Um jardim no prato

Um jardim no prato

Atualizado: Quinta-feira, 28 Outubro de 2010 as 12:33

PhD em botânica, Gil Felippe poderia ser mais um cientista produzindo livros acadêmicos. Ele se especializou em fisiologia vegetal, na Escócia, e mais tarde trabalhou como botânico no departamento de biologia da USP e no Jardim Botânico de São Paulo. Desde que se aposentou como professor da Unicamp, Felippe decidiu divulgar seus conhecimentos escrevendo livros. Queria que suas obras fossem lidas por um número maior de pessoas, por isso, teve a idéia de aliar botânica e gastronomia. Seu primeiro título, O Saber do Sabor, foi lançado em 1998, pelas edições Salamandra, de Lisboa. A obra apresentava receitas como a de bolinho de mangarito, com explicações sobre a planta em questão.

A segunda obra No Rastro de Afrodite – Plantas Afrodisíacas e Culinária veio em 2004 e recebeu, naquele ano, os prêmios de melhor texto de gastronomia e melhor ilustração de gastronomia do Brasil, conferido pelo Gourmand World Cookbook Awards, na Suécia. Em 2007, pelo mesmo certame, recebeu outro prêmio com a obra Grãos e Sementes, a Vida Encapsulada. Felippe ainda assina outros dois títulos: Entre o Jardim e a Horta – As Flores que Vão para a Mesa e Frutas, o Sabor à Primeira Dentada.

Mas, para além das páginas dos livros, Gil Felippe também realiza um trabalho paralelo, em parceria com chefs de cozinha – uma forma de colocar em prática suas pesquisas. A mais recente foi estabelecida com o jovem Raphael Despirite, do restaurante Marcel, em São Paulo. É uma via de mão dupla. Assim como Felippe dá dicas sobre flores e plantas com aproveitamento culinário, Despirite indica vegetais que deseja empregar na cozinha e confere com o botânico a viabilidade de sua utilização.

"Veja o caso da mandioca: existe a brava (venenosa) e a mansa, que pode ser consumida sem passar por nenhum processo. São produtos distintos, mas compartilham do mesmo nome popular", diz Felippe. Despirite conta que aprendeu com Gil a usar flores e hortaliças sempre pelo nome científico, para não ter erro. "É um privilégio ter uma parceria com um botânico tão graduado como o Gil Felippe, que tem uma abordagem para o público leigo", diz o chef.

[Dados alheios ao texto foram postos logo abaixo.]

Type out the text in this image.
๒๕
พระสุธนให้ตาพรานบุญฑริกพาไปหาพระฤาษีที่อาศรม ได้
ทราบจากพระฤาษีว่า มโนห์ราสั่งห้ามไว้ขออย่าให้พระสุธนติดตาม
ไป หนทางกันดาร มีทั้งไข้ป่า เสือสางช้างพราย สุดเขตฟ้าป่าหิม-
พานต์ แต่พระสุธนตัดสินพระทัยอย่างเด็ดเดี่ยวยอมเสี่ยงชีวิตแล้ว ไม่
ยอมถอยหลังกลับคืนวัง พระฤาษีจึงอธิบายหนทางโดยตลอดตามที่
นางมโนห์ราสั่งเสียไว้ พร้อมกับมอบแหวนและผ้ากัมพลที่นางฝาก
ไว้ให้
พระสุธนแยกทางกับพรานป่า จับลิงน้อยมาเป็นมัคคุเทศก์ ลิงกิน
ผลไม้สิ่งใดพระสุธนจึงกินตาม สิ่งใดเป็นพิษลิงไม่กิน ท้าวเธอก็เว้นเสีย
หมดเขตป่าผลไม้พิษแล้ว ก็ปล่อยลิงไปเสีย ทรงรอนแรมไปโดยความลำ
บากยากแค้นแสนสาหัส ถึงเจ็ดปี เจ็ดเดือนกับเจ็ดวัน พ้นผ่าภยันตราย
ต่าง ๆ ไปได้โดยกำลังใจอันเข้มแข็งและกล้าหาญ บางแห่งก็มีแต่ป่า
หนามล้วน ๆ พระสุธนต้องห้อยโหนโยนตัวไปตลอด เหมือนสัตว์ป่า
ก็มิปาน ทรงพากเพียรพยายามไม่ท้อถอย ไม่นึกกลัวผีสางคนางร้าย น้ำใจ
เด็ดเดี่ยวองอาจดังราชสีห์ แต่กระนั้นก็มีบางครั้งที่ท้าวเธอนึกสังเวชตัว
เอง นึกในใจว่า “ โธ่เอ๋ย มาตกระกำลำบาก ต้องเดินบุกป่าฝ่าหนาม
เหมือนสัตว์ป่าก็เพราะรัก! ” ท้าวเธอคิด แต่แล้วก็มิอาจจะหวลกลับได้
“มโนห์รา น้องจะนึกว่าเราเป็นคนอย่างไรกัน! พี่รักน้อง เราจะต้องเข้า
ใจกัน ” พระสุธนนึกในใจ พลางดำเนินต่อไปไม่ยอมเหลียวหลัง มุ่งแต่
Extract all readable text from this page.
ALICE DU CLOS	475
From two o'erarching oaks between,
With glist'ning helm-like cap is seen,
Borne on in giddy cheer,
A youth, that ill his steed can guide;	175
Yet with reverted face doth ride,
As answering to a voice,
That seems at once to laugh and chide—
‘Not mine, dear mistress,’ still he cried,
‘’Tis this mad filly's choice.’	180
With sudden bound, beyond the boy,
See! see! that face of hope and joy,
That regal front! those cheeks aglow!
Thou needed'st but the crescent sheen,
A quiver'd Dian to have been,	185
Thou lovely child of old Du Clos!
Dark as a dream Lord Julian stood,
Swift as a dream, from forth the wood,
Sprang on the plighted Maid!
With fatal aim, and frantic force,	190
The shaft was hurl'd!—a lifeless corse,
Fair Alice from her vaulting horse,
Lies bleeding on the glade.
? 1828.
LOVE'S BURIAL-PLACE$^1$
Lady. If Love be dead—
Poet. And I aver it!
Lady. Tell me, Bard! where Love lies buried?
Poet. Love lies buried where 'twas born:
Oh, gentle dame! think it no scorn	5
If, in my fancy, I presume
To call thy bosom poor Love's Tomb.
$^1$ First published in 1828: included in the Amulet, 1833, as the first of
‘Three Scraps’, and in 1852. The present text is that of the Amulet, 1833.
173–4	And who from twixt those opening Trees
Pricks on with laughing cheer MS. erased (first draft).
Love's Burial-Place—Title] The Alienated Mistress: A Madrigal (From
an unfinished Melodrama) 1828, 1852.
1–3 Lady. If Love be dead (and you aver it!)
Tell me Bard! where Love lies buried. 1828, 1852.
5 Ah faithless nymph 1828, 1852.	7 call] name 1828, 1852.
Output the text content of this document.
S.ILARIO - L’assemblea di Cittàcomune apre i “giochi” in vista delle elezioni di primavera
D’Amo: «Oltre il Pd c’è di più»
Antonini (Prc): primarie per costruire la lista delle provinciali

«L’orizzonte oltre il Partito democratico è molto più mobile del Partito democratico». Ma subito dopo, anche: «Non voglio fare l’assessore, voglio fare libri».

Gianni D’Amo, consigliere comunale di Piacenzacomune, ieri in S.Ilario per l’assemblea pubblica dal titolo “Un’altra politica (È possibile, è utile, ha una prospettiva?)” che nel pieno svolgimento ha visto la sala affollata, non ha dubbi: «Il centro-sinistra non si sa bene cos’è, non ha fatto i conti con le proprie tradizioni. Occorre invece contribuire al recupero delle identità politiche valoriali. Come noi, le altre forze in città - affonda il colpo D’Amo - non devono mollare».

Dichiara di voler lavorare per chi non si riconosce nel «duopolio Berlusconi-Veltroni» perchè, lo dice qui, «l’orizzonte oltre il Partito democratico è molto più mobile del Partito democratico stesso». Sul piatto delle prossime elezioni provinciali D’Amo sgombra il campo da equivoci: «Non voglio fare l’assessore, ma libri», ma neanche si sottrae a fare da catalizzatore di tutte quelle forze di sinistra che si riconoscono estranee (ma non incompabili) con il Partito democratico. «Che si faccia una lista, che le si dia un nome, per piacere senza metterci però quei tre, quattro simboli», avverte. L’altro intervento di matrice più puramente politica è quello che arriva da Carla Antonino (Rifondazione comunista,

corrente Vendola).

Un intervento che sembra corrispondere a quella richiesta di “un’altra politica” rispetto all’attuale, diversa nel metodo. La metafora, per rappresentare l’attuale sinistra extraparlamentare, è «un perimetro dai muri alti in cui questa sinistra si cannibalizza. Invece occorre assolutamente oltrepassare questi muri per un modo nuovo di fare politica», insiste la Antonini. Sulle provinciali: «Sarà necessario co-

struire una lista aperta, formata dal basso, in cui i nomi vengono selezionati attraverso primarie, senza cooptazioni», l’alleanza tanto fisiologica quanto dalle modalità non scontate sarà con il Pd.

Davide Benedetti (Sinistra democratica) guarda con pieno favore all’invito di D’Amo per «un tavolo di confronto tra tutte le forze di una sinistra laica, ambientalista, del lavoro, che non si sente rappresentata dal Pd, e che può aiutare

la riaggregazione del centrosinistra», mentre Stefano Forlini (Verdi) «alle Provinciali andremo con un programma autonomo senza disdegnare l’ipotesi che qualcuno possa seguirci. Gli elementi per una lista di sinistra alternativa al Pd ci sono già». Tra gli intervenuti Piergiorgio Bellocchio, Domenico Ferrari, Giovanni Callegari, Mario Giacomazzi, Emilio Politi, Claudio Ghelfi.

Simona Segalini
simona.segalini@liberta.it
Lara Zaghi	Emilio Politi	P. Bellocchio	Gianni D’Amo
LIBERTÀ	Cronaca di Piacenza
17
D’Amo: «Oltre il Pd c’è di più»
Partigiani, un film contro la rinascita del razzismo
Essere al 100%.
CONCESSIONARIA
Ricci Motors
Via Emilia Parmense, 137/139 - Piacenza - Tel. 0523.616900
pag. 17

Para o iG Comida, Despirite preparou um prato para ilustrar a parceria entre botânica e gastronomia. Trata-se de uma salada de flores e ervas. Algumas plantas ele comprou na feira de orgânicos do Parque da Água Branca, zona oeste da capital paulista. Outras foram colhidas no jardim de seu restaurante.

Salada de flores e ervas

Receita do chef Raphael Despirite, do Marcel, em São Paulo

Rendimento: 2 porções

Ingredientes

Salada 30g de couve-flor cozida em água e sal 30g de couve-flor crua 30g de brócolis cozidos em água e sal 6 unidades de pétalas de calêndula 4 unidades de flor de capuchinha 4 unidades de amor-perfeito 2 ramos pequenos de bálsamo 2 unidades de flor de jambu 8 unidades de folhas de jambu fresco 2 unidades de folhas de ora-pro-nóbis Azeite a gosto Flor de sal a gosto Creme de alho

100g de inhame cortado em cubinhos 6 dentes de alho Azeite de oliva

Azeite de cebolinha 20g de cebolinha francesa 100ml de óleo de canola

Modo de preparo

Creme de alho

Cozinhe o inhame em um termomix a 70º C por 15 minutos. Junte o alho descascado e cozinhe por mais 6 minutos. Bata na velocidade máxima somando azeite de oliva até atingir a textura de creme. Reserve.

Azeite de cebolinha

Bata a cebolinha em um liquidificador com o óleo de canola por 10 minutos. Reserve.

Montagem

No centro do prato, disponha o creme de alho e todos os outros ingredientes da salada de maneira aleatória. Regue com o azeite de cebolinha e um pouco de azeite de oliva. Finalize salpicando um pouco de flor de sal.